With Brexit always on the mind, business owners and employees alike can be forgiven for feeling a little apprehensive; Halloween could not have been a more fitting date for Article 50 to finally go ahead. If you are a business owner, it’s wise then to train specialised staff who can analyse the Brexit timetable, pinpointing any impending changes in the property sector, and any structural shifts. A Brexit compliance officer, of sorts, will certainly make life easier, and even more so if you’re looking to expand in the midst of everything.
Staying unaffected by Brexit
Unfortunately, there are little to no businesses in the UK that will remain unaffected by Brexit, the property market included. With this in mind, examine your business processes, both big and small. However, it doesn’t have to be all negative as leaving the EU can pave the way for many new business opportunities.
Still, it’s important to be prepared. Some of the equipment used within your business may be manufactured in the EU and even if the parts are manufactured elsewhere, it may be that they are held in the EU before being dispatched to you. This could spell additional delays in goods being held in customs clearance areas. Plus, it could also mean extra costs involved relating to customs import duties, as wells administrative overheads.

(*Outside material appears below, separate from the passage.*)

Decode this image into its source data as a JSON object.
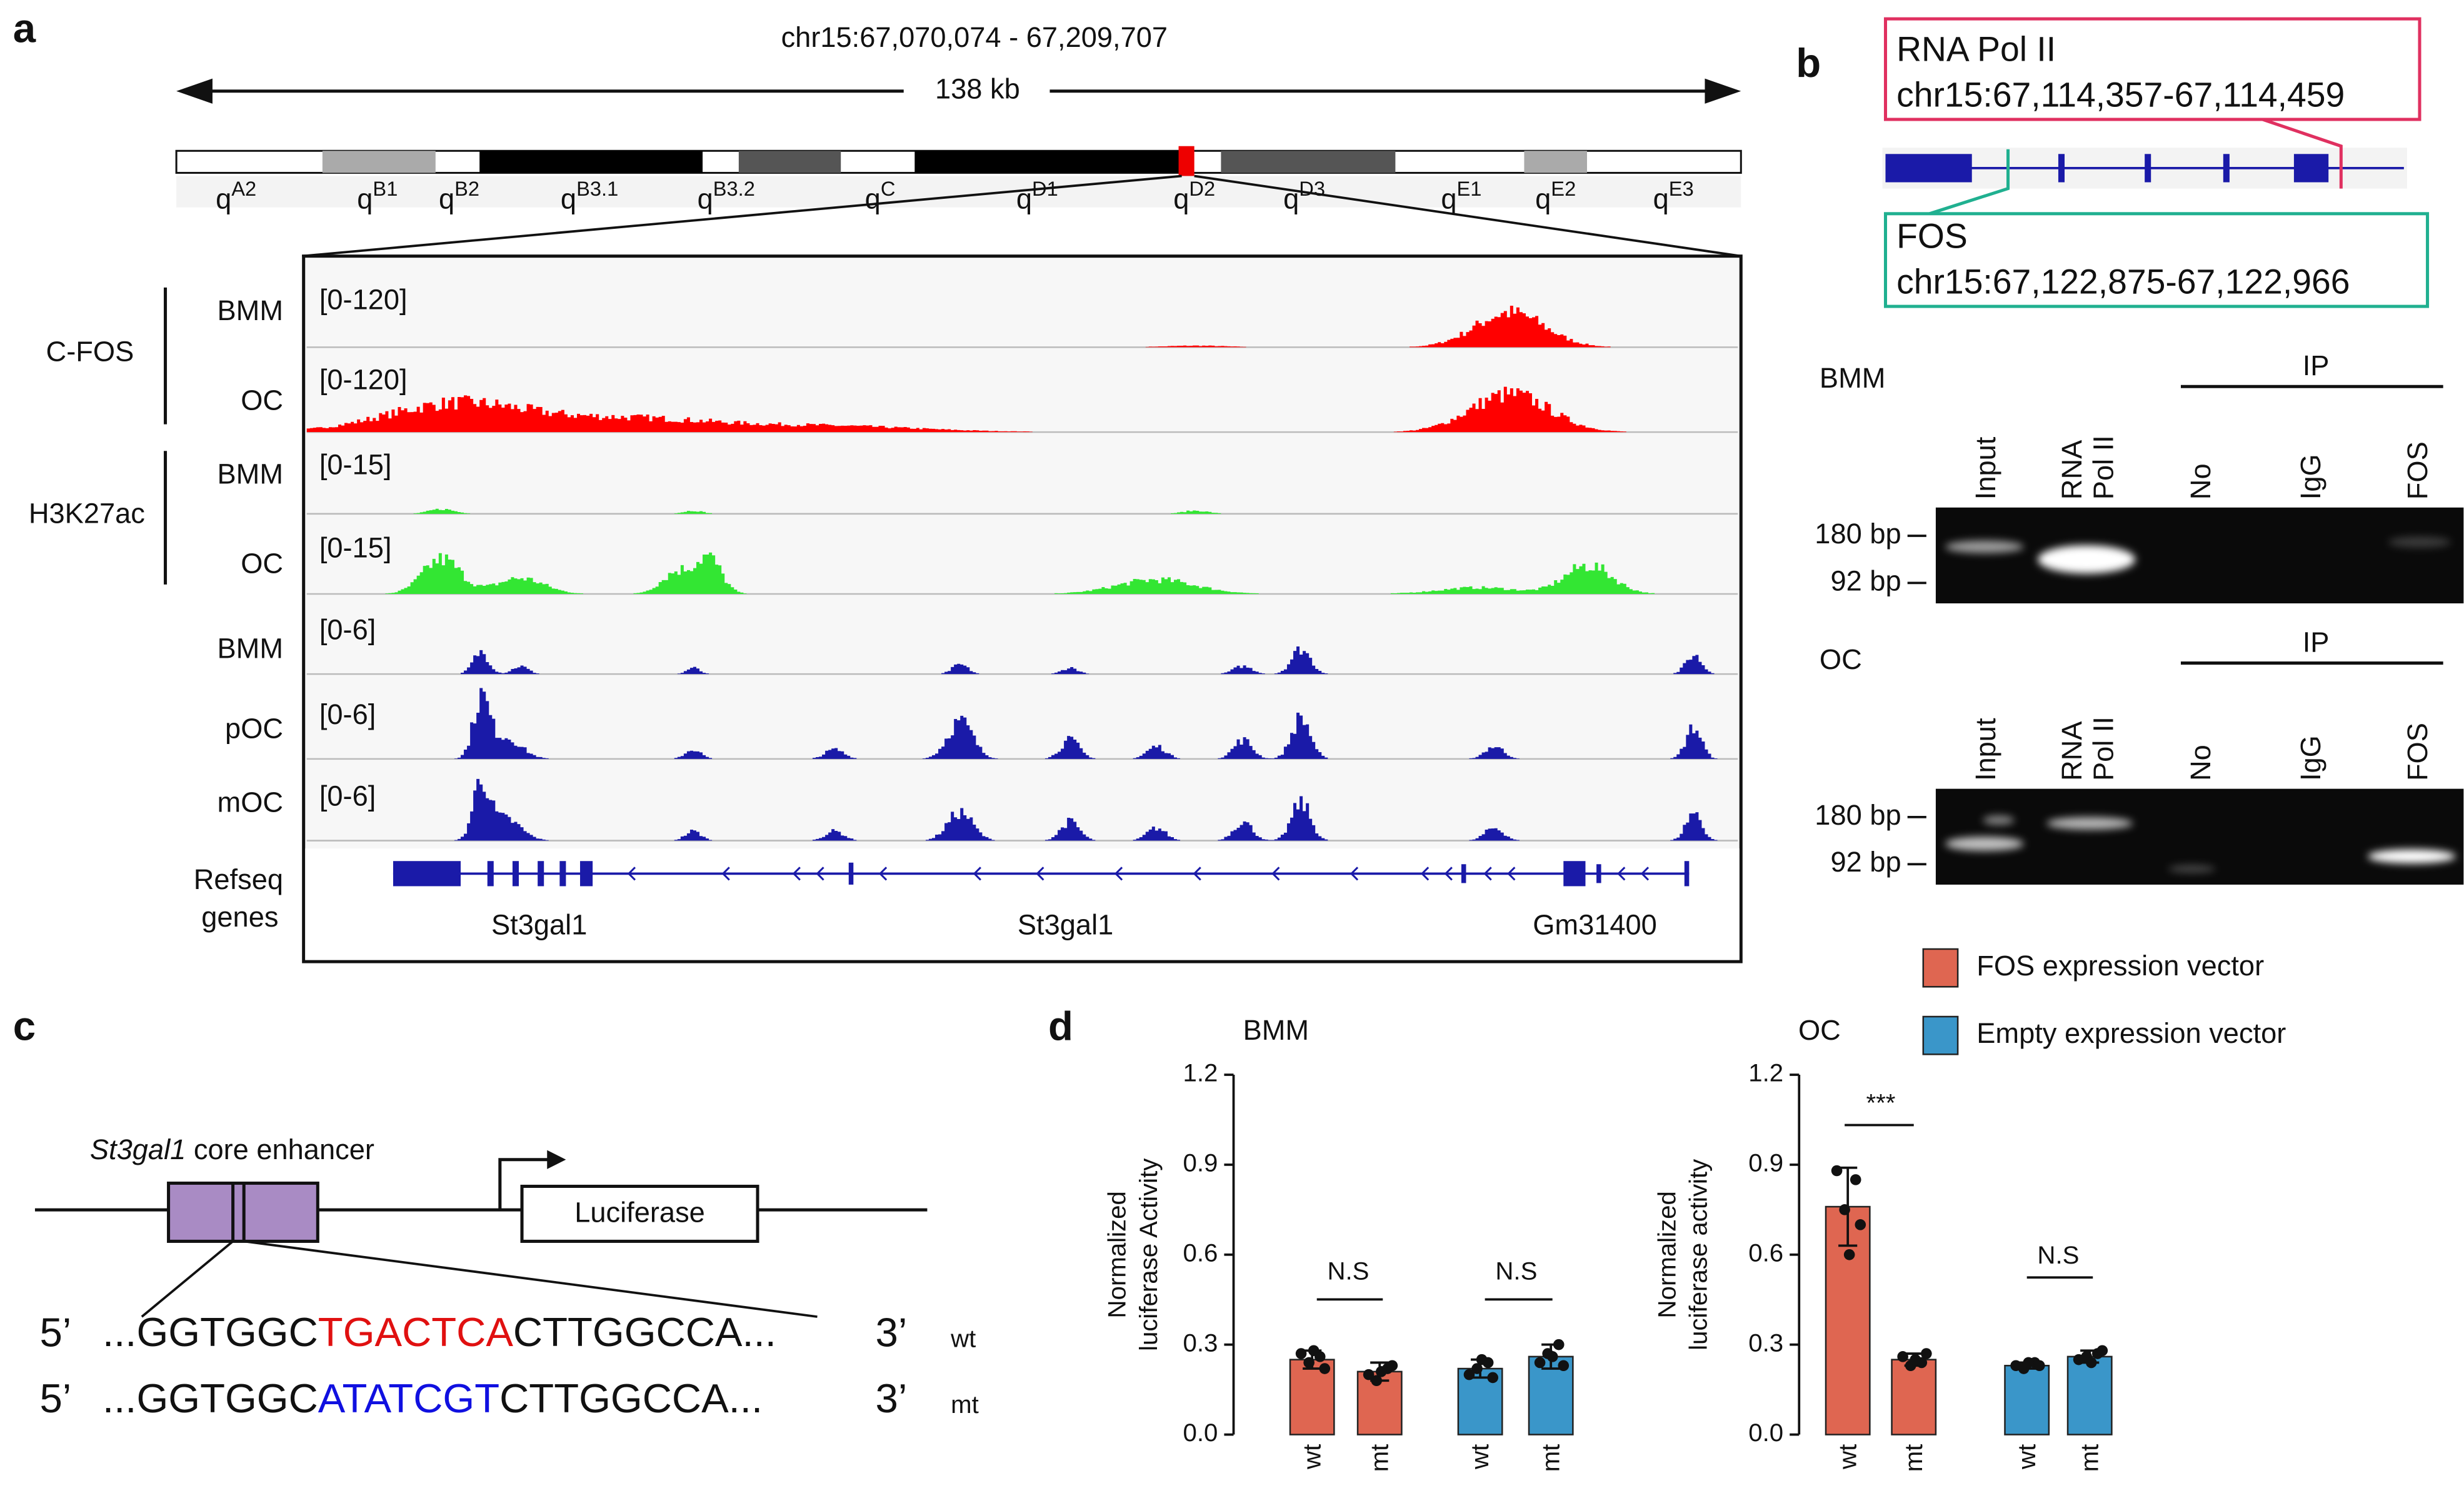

If you’re currently looking to expand, source new local suppliers as this will help to prevent future possible delays and keep you safe from those additional nasty fees. Understand what Brexit means for the market, the region you operate in, and plan for the worst-and-best-case scenarios. Keep up-to-date with happenings and continuously research.
And, most importantly, keep calm and carry on. Hire a virtual office from Be Offices to discuss plans, whether this is within the company or to connect with importers and investors in non-EU states.
Minimising the impact of losses
A hard Brexit involves a deal whereby the UK leaves the single market and customs union, as well as the EU. In the event of this, businesses that import goods are likely to experience a significant additional cost as a result of increased import premiums, as discussed above. With this in mind, this is why it is wise to source your goods locally, if possible to do so. Those additional fees will only hamper the expansion of your business. Moreover, if you’re looking to expand your business within the UK, using goods sourced in the UK may aid business connections and boost that expansion.
Target new customer markets
Forget about Brexit for a second and consider just how you would expand if the referendum never happened. One viable way would be to target new customer markets. High-end Scottish food firm Border Biscuits, for instance, announced expansion plans, despite uncertainty relating to Brexit.
The company, based in Lanark, has stockpiled raw ingredients and spare machine parts ahead of the planned EU departure. The investment for the expansion push totals £3.5million, with the biscuit company looking to delve into China and the US, showing expansion is still possible. The company’s commercial director, Mark Bruce has said their expansion strategy involves getting products on the shelves of more supermarkets, into more hotel rooms and onto more commercial airlines.
Think about where else you could market your business, whether you could manage properties further afield, attract investors from overseas, and how you could go about doing so consistently.